The strong capitalisation of most insurers has also prompted them to retain more, further reducing demand for reinsurance. Arnoldussen said a culmination of all these factors has resulted in a tiering of the reinsurance landscape.

“We observe that cedants now prefer to place the bulk of their treaties with two or three anchor markets at different terms and conditions. This creates a split: into a first tier of quoting markets that deliver value beyond pure capacity, and an increasing variety of following markets trying to get a share of what is left; and this split is increasing.”

This in turn creates more impetus for consolidation between reinsurers. Arnoldussen said Munich Re is unconcerned by the mergers between smaller players, but he does believe it could lead to more technical pricing and hence be good for the market in the medium term.

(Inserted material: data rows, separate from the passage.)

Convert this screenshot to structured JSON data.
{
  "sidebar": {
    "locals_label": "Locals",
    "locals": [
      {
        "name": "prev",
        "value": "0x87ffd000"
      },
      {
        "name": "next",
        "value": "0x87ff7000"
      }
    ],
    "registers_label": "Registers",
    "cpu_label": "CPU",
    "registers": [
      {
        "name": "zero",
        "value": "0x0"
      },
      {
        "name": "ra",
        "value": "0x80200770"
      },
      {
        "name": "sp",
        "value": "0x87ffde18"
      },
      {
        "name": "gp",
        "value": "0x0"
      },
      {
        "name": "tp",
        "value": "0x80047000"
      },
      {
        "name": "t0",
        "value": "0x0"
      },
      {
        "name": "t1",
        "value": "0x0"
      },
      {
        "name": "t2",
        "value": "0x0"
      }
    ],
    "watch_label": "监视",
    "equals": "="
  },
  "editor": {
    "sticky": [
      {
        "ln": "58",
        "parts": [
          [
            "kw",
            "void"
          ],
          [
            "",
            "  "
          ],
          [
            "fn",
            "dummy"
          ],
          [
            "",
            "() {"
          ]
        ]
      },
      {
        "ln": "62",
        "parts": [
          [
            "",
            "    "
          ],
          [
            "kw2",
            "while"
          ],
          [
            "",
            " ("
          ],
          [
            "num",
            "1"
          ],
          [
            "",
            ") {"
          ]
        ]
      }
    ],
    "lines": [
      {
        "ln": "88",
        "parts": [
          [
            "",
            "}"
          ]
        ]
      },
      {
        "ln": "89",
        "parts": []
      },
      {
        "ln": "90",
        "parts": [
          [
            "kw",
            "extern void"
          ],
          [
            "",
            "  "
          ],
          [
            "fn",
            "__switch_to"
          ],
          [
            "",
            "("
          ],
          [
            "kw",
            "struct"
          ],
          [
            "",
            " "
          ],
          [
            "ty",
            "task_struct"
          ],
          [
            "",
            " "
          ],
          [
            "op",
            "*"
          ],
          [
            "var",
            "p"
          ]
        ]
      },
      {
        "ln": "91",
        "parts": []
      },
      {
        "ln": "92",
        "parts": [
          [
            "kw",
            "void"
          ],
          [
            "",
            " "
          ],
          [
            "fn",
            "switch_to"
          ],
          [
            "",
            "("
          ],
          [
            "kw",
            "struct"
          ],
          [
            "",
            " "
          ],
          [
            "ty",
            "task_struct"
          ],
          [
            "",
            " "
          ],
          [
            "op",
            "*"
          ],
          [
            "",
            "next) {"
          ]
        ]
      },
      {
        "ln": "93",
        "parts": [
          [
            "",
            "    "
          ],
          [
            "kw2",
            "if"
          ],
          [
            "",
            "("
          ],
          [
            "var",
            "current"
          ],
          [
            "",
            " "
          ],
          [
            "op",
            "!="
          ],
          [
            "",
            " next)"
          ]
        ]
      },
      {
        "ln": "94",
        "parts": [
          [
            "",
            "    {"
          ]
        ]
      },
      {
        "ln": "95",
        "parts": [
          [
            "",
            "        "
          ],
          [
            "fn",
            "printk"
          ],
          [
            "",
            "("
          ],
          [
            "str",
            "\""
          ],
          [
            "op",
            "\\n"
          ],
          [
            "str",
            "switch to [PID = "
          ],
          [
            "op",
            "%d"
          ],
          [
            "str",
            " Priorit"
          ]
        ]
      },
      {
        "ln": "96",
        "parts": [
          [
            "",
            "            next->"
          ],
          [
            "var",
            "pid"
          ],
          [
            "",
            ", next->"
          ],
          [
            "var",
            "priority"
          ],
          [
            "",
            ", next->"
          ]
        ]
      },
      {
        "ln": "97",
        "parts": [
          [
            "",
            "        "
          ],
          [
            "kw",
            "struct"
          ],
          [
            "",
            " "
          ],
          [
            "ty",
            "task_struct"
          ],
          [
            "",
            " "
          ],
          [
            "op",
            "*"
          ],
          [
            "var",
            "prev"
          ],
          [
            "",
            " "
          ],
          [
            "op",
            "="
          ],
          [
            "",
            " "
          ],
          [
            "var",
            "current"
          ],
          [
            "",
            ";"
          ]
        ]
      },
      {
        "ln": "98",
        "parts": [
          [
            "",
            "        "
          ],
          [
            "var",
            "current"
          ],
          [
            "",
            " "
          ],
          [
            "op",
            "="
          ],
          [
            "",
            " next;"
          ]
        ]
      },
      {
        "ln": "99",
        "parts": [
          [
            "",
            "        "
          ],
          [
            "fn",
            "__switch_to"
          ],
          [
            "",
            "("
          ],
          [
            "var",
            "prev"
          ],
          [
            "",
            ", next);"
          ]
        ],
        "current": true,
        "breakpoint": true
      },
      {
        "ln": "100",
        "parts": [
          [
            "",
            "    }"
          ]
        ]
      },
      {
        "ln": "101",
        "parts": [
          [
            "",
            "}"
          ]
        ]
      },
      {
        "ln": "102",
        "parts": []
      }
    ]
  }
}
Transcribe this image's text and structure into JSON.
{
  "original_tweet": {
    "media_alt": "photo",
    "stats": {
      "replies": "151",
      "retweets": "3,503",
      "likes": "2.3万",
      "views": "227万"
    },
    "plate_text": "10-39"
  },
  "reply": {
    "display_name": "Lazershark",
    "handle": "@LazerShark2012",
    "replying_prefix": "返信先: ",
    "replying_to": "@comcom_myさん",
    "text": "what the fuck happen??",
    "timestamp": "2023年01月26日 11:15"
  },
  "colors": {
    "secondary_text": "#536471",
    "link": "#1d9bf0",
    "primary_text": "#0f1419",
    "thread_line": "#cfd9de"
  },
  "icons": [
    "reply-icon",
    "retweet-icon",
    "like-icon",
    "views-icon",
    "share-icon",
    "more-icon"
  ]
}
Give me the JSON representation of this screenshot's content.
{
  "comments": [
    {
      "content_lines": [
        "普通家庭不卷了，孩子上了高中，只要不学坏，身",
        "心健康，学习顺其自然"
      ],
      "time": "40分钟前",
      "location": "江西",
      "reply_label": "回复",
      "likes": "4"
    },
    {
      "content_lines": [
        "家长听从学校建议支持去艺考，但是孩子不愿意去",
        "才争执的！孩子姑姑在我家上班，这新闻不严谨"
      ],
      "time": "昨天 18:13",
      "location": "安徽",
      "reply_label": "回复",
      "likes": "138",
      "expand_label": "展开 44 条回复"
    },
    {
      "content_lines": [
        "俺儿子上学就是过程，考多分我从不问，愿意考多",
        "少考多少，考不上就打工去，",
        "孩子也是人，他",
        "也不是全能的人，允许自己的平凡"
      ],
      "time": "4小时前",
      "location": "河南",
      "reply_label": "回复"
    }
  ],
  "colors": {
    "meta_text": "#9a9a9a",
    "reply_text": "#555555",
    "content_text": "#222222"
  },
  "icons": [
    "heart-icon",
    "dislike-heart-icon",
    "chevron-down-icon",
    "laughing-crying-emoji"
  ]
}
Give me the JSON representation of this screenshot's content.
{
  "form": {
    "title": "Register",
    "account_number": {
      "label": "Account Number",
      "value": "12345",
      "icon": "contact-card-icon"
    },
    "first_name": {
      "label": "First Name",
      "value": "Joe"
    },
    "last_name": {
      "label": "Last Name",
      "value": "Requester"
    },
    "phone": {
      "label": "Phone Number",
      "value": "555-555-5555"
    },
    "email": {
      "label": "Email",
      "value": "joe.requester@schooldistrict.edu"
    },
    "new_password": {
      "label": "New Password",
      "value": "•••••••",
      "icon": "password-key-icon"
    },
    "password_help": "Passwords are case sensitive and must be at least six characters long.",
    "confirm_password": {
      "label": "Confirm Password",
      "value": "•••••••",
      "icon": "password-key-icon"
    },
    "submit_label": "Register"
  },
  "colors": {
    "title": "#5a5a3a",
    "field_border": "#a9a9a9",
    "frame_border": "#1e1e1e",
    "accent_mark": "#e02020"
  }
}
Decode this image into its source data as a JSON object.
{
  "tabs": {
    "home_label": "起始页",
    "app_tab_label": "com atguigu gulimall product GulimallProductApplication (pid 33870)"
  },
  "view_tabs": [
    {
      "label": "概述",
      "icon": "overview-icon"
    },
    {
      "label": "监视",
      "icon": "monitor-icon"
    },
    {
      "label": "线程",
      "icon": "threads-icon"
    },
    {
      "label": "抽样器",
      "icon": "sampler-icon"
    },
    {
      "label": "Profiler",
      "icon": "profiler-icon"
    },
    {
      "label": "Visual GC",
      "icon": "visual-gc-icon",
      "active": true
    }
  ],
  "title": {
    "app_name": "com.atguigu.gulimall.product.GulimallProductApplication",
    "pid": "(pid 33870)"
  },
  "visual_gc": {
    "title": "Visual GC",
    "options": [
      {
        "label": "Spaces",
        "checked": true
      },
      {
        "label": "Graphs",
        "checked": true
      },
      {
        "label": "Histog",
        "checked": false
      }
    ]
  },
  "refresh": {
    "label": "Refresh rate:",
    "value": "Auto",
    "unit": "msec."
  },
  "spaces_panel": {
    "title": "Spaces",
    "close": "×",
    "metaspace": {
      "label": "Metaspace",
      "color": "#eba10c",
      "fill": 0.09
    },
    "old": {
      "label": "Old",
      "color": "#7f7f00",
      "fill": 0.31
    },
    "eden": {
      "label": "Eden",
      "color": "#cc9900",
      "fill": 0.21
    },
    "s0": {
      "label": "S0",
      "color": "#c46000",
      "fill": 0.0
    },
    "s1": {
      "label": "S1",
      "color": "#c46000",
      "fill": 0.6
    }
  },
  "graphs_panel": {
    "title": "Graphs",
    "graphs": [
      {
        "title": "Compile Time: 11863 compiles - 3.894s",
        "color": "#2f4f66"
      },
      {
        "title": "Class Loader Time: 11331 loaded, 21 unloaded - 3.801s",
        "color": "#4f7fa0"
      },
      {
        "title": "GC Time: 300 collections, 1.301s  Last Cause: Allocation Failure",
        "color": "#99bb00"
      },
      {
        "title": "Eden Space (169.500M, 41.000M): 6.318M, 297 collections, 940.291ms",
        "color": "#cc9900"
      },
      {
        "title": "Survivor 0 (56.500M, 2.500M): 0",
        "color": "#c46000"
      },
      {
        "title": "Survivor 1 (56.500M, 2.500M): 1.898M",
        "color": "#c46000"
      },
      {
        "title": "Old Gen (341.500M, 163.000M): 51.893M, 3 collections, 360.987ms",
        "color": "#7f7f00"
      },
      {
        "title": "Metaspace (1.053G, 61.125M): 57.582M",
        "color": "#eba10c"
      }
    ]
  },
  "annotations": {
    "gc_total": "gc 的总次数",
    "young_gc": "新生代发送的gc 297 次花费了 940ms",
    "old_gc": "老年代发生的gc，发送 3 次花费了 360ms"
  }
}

“I expect that consolidation in our industry will continue for some time, probably several years,” he said. “In the league that Munich Re plays in, there are no significant advantages in being a little larger, nor does being a bit smaller mean any disadvantage. All that matters is whether the company you buy offers what you didn’t have before.”

As a result of this upheaval in the market, he says it is difficult to predict the outcome of the renewal negotiations next January, but he hopes pressure on prices will begin to ease.

“Competition should remain intense as long as there are no extraordinary loss events or other major market upheavals during the last months of the year, but the pressure on prices should ease still further after two years of price deterioration,” he said.

Within such an environment, Arnoldussen stresses that disciplined underwriting is becoming increasingly important. Reinsurers cannot rely on a market cycle to eventually improve rates for the market.

“No-one can be sure that business that is presently underpriced will earn money back at some future date. That is why disciplined cycle management is central for Munich Re,” he said.

“As part of our cycle management we shifted our own traditional portfolio from nat cat excess-of-loss and other property lines to casualty some time ago. Now it seems other players are doing this as well. However, the biggest strain for the casualty market is resulting from the persistent low interest rate environment.”